There is a rule of thumb in advertising which says you should communicate with consumers as though they are more sophisticated than they really are. The core market for Just 17 magazine, for example, used to be 13-year-old girls who were desperate to act older than their age. Boomers are the exception to this rule. ‘Boomers at 50 see themselves some 12 years younger than they really are,’ according to one report at http://bit.ly/BabyBoomer, ‘that means they don’t associate themselves with any imagery connected to being old.’
The phenomenon even has a name: Middlescence, the turbulent, rebellious middle age of the Baby Boomer generation. In other words it is adolescence a second time around. ‘Boomers may never mature,’ says the Boomer Project, an advertising agency dedicated to harnessing the grey pound; ‘… they reject any and all age-related labels to describe themselves.’ Forty years ago, our parents chanted The Who’s immortal line ‘Hope I die before I get old.’ In the end, they chose to postpone the inevitable by regressing to their youth.

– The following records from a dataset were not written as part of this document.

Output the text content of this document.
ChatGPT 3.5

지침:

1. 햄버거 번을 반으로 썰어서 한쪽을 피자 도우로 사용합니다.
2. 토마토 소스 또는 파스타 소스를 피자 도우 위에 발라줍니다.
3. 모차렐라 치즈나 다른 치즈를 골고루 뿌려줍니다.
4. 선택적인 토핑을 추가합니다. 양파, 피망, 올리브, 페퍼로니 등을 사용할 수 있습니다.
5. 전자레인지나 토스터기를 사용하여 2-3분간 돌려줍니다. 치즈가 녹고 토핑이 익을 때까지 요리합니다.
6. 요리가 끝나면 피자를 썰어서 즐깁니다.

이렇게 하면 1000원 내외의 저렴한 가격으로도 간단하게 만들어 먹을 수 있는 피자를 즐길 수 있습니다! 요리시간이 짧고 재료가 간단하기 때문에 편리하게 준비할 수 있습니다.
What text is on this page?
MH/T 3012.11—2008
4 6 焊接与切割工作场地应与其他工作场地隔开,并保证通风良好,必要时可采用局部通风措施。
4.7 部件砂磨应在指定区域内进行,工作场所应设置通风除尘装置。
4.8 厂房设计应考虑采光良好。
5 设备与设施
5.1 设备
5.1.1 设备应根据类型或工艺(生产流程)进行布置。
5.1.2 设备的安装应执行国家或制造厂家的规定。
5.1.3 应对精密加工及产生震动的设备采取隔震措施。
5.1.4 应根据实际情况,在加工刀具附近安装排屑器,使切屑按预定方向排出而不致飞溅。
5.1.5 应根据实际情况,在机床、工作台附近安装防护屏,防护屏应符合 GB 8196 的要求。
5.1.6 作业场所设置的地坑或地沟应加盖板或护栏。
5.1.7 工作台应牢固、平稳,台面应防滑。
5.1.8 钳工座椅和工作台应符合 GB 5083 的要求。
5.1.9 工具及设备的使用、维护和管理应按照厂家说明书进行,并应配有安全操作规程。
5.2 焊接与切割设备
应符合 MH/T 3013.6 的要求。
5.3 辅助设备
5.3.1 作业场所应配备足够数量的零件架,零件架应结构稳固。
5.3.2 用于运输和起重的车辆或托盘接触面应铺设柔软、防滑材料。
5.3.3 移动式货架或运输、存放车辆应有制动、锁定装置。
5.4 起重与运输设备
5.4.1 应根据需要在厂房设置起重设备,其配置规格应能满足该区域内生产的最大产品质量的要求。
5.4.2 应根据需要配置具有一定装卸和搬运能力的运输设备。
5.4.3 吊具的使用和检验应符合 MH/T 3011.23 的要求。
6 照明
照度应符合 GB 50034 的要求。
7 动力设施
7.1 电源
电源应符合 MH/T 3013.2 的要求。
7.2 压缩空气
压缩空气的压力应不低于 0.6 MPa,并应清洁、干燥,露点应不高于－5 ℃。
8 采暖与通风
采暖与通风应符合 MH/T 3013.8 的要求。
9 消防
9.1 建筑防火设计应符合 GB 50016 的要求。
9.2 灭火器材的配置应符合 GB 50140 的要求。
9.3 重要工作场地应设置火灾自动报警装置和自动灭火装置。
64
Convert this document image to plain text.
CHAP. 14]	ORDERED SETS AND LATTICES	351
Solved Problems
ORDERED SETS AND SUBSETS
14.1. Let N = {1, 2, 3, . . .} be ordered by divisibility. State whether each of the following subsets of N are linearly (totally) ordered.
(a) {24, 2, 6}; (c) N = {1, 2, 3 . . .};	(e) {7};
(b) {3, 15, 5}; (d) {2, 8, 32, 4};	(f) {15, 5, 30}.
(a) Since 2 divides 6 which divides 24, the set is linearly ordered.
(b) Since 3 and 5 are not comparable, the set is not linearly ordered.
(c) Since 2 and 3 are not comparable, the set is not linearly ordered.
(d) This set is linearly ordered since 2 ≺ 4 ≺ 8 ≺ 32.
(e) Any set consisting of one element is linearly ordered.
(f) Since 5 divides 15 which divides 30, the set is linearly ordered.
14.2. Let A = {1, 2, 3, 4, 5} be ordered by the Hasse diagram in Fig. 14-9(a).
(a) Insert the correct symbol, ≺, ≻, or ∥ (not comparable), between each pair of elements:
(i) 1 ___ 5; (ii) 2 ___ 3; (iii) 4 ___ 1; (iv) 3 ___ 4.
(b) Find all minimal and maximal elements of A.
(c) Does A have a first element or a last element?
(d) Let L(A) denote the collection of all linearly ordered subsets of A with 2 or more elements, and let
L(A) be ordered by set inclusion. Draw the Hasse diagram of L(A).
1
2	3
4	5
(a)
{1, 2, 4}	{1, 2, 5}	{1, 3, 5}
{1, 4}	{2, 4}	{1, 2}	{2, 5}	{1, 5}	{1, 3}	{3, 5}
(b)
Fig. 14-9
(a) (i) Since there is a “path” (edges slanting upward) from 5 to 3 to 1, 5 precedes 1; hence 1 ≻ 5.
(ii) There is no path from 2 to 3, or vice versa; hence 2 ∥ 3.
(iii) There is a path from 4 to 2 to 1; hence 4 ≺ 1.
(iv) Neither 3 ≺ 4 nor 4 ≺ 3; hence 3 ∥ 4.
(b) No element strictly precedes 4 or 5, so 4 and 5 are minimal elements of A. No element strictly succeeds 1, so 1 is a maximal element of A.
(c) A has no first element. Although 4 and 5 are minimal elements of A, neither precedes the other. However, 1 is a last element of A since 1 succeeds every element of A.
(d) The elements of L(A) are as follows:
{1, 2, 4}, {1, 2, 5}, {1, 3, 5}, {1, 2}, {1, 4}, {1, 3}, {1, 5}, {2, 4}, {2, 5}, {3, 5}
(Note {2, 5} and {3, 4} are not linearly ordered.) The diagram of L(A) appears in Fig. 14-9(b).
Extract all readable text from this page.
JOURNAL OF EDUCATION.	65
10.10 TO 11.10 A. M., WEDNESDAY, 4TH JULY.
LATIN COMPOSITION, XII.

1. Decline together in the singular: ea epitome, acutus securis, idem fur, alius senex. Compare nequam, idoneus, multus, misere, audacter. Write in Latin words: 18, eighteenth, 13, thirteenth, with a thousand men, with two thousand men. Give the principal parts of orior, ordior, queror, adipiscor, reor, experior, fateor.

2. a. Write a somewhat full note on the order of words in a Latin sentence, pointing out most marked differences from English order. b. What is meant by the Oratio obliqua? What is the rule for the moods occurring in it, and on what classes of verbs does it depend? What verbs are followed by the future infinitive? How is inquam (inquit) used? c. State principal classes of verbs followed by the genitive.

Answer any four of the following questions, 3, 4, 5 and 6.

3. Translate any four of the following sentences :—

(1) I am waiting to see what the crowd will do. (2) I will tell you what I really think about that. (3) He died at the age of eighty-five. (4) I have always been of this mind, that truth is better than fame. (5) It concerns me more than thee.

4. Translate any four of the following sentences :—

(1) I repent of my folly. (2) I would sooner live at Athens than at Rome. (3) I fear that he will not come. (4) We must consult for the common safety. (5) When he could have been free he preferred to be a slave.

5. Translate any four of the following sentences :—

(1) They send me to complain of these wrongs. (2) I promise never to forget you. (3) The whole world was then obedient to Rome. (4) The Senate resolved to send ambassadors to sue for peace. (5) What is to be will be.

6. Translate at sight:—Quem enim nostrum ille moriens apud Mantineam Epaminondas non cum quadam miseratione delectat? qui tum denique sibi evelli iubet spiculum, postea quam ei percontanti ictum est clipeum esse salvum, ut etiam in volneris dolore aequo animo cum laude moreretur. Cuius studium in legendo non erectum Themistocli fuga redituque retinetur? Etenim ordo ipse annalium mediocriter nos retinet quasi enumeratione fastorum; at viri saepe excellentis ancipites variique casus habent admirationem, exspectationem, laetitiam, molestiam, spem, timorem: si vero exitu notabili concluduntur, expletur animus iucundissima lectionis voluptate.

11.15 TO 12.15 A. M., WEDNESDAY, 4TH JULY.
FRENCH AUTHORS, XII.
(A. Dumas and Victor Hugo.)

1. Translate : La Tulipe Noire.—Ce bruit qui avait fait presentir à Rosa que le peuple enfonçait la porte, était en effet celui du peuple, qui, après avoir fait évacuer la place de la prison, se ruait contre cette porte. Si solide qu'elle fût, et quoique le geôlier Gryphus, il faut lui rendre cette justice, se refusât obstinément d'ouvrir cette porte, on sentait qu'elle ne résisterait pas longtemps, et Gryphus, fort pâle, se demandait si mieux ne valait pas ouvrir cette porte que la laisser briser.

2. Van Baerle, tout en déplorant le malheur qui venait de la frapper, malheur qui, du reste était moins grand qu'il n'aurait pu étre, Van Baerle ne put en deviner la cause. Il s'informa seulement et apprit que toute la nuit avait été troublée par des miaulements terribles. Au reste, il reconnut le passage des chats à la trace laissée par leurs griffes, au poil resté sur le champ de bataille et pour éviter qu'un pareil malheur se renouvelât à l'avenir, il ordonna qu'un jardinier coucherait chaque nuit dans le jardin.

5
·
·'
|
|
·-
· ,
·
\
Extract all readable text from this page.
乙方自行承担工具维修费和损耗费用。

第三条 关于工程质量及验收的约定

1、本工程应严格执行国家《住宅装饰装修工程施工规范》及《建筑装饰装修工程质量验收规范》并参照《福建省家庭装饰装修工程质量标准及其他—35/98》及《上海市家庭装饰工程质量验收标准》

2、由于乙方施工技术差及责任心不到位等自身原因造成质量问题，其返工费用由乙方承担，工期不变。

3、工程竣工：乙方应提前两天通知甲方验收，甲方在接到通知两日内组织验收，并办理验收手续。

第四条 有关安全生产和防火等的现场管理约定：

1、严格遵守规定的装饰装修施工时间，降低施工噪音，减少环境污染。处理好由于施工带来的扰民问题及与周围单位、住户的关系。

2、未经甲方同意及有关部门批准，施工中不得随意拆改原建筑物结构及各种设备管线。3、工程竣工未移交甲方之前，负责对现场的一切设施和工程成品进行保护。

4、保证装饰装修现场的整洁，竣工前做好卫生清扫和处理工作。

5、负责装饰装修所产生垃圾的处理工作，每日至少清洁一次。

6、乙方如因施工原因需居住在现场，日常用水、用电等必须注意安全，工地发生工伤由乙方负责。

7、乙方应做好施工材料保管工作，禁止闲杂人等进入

No wonder the anti-ageing business is doing so well. Terrified of maturity, they flock to spas for miracle treatments, and guzzle food supplements laced with magical elixirs for long life. According to a recent survey, at http://bit.ly/Boomersurvey, two-thirds of Boomers want to change their looks with cosmetic surgery and one in ten has already gone under the knife.
Middlescent Boomers, according to the think tank Demos, are ‘refusing to be constrained by expectations of “appropriate behaviour”’. That would be fine, if inappropriate behaviour was limited to dinner party spliffs and Rolling Stones concerts. Unfortunately, it is a great deal more harmful than that. If we can cite one good reason why our futures have been mortgaged to the hilt by our parents, it is because they cannot and will not live up to their responsibilities like adults.
It’s all worryingly similar to Peter Pan Syndrome. They want all the trappings of adulthood, but they shy away from the responsibility and the sacrifice that comes with it. Like Peter Pan, they break conventions to serve their own purposes, with little regard for the feelings and rights of others, and they justify it all with a sense of righteous entitlement.